La rebelión y el diablo
No soy jurista y no me considero capacitada para hacer una interpretación de algunos artículos del código penal y, mucho menos, si se trata de no atenerse a la interpretación literal sino fijarse más en el espíritu de las leyes. No sé si los hechos que se van a juzgar sobre lo ocurrido en Cataluña son en sentido estricto un delito de rebelión, pero tampoco me atrevería a decir que no lo sean o si lo que fue es sedición.
La definición literal que nos da la RAE de rebelión es 1. Acción y efecto de rebelarse. 2. Delito contra el orden público, penado por la ley ordinaria y por la militar, consistente en el levantamiento público y en cierta hostilidad contra los poderes del Estado, con el fin de derrocarlos.
Dicen que con esa definición “no se deja claro que una rebelión implica un levantamiento masivo, organizado y con un contenido político bien definido y que no necesariamente tiene por objetivo derrocar al gobierno establecido, sino que suele tratarse de un levantamiento en contra de cierto conjunto de medidas gubernamentales consideradas injustas o ilegítimas”.
Yo ni siquiera llego a eso pero sí pienso que lo ocurrido en Cataluña fue un intento golpista de saltarse la legalidad y pisotear la Constitución.

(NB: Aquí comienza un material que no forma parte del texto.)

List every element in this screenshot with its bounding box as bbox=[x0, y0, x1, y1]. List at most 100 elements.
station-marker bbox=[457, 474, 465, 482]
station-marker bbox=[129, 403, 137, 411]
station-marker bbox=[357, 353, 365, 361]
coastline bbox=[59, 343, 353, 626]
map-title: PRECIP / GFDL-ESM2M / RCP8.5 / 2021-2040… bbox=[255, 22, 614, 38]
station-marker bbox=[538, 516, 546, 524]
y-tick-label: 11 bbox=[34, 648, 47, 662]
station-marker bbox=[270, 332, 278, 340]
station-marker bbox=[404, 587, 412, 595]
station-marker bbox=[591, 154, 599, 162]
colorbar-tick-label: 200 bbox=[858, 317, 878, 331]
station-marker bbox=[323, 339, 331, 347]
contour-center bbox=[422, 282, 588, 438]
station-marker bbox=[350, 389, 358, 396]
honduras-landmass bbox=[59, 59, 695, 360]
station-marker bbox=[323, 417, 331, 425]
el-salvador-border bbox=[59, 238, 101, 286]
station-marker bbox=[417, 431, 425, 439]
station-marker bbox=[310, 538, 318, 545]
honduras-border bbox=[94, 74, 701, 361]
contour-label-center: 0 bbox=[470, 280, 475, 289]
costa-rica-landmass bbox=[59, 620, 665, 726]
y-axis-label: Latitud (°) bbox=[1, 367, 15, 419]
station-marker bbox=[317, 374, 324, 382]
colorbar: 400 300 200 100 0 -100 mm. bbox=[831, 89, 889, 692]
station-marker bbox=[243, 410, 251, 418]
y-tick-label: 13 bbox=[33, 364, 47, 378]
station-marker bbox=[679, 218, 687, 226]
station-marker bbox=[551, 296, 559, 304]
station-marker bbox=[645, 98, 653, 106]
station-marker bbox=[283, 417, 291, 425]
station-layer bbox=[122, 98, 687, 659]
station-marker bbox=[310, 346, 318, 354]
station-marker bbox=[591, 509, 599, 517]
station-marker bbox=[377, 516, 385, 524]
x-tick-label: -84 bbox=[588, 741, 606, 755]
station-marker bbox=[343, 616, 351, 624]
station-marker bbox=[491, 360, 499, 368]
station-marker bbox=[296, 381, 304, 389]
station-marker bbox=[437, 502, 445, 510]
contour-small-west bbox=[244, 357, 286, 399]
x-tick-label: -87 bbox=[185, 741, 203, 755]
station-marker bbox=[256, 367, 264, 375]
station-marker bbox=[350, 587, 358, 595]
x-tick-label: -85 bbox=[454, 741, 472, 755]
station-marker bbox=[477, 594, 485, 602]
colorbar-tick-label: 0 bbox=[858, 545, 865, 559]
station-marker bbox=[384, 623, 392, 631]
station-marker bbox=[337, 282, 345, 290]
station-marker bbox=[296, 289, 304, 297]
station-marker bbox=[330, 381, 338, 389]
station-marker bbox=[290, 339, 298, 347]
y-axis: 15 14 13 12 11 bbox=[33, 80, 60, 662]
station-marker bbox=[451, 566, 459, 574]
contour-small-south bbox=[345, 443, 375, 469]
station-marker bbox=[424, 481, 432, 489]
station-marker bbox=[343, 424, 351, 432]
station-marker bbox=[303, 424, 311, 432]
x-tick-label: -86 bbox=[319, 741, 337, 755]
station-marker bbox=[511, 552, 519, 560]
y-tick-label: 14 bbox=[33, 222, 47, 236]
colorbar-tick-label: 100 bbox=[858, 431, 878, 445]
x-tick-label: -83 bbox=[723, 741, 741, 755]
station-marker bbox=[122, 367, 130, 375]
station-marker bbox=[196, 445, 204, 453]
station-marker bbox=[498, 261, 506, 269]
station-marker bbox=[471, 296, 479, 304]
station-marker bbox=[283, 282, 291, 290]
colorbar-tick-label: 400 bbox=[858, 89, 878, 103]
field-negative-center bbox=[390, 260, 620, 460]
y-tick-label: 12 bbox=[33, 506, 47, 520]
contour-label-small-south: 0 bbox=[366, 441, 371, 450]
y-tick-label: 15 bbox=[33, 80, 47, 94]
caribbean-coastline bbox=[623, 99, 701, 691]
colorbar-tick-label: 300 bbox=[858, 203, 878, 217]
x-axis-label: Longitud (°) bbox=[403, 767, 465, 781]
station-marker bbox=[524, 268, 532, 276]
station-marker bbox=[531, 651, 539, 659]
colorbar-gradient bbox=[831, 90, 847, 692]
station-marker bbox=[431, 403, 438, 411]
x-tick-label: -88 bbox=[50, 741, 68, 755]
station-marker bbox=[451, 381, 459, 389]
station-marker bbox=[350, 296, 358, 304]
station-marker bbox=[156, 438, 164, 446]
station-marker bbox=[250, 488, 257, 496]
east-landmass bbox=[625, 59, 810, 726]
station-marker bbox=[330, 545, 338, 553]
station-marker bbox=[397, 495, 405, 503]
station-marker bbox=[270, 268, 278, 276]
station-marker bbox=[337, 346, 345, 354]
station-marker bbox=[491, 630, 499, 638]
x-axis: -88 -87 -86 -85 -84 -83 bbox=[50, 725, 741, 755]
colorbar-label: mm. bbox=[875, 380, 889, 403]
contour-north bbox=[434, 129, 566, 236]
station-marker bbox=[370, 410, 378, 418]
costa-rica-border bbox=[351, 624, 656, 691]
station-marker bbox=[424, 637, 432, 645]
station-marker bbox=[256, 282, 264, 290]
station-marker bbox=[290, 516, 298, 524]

Dije entonces, y mantengo ahora, que el día que el Parlamento de Cataluña declaró con 70 votos a favor, 10 en contra y dos en blanco la independencia de Cataluña, culminó el mayor golpe de estado que se ha vivido en nuestro país y nuestra democracia desde el 23F. Ese día, el entonces presidente de la Generalitat, Carles Puigdemont, no solo malogró la oportunidad que había tenido para reconducir la deriva independentista y volver a la normalidad democrática sino que quedó a los ojos de todos como un pusilánime, un “pelele” en manos de todos que modificaba su opinión, según iba creciendo el nivel de presión a la que se le se sometía. Nadie quería entonces que las cosas salieran como salieron ni que se aplicara el 155, ni que se sometiera a los catalanes y a todos los españoles a esta farsa y ese chantaje. Cataluña se mueve desde hace mucho en el desconcierto y en el desgobierno porque no es normal que la mano que ha mecido la cuna de decisiones importantísimas del president hayan sido la Asamblea Nacional Catalana, Omnium Cultural o la Cup y que haya sido la exigencia de los radicales y su intento de extorsión política, para que se ponga en libertad a los políticos presos, la que se imponga y haga estallar cualquier posibilidad de acuerdo.
¿En qué democracia consolidada se pretende obligar a un gobierno a violar la separación de poderes y se pone como exigencia saltarse las resoluciones judiciales? Solo desde la mente pequeña y calenturienta de los dictadores es eso posible y como es lógico, entonces y ahora, cualquier pretensión similar debería responderse con la respuesta rotunda del Estado. Aquí no se trata, como pretenden algunos, de no querer conocer la realidad de Cataluña sino de que una parte de sus dirigentes quieren imponerla saltándose la norma de convivencia que nos hemos dado todos y convirtiendo nuestra Carta Magna -que celebra ahora sus 40 años- en papel mojado.
Por supuesto que esa Declaración Unilateral de Independencia no sirvió de nada, no solo por ser un acto ilegal y porque nadie la reconoció, sino porque está basada en una resolución golpista y en un referéndum que fue una pantomima. Fue Puigdemont quien pulsó el botón rojo de la aplicación del 155 y quien planteó un camino incierto para los suyos y para todos. Por eso se fugó y desde entonces no ha parado de poner palos en las ruedas a cualquier intento de diálogo. Cada vez que el presidente del Gobierno Pedro Sánchez ha hecho un gesto de distensión, los Torra y Cía le han devuelto una patada dialéctica apelando a la cuenta atrás para la implantación de la República. Yo personalmente siempre prefiero el diálogo, me gusta poner miel y no hiel a los enfrentamientos y estoy convencida de que el Estado de Derecho se impondrá definitivamente tarde o temprano en Cataluña. Eso sí, lamento profundamente que se haya roto la unidad del bloque constitucionalista, pero lo que está claro es que fuera de la ley no hay nada y su peso, en mayor o menor grado, caerá sobre los golpistas. Eso lo decidirán los jueces, y cualquier injerencia en su trabajo es un arma que carga el diablo.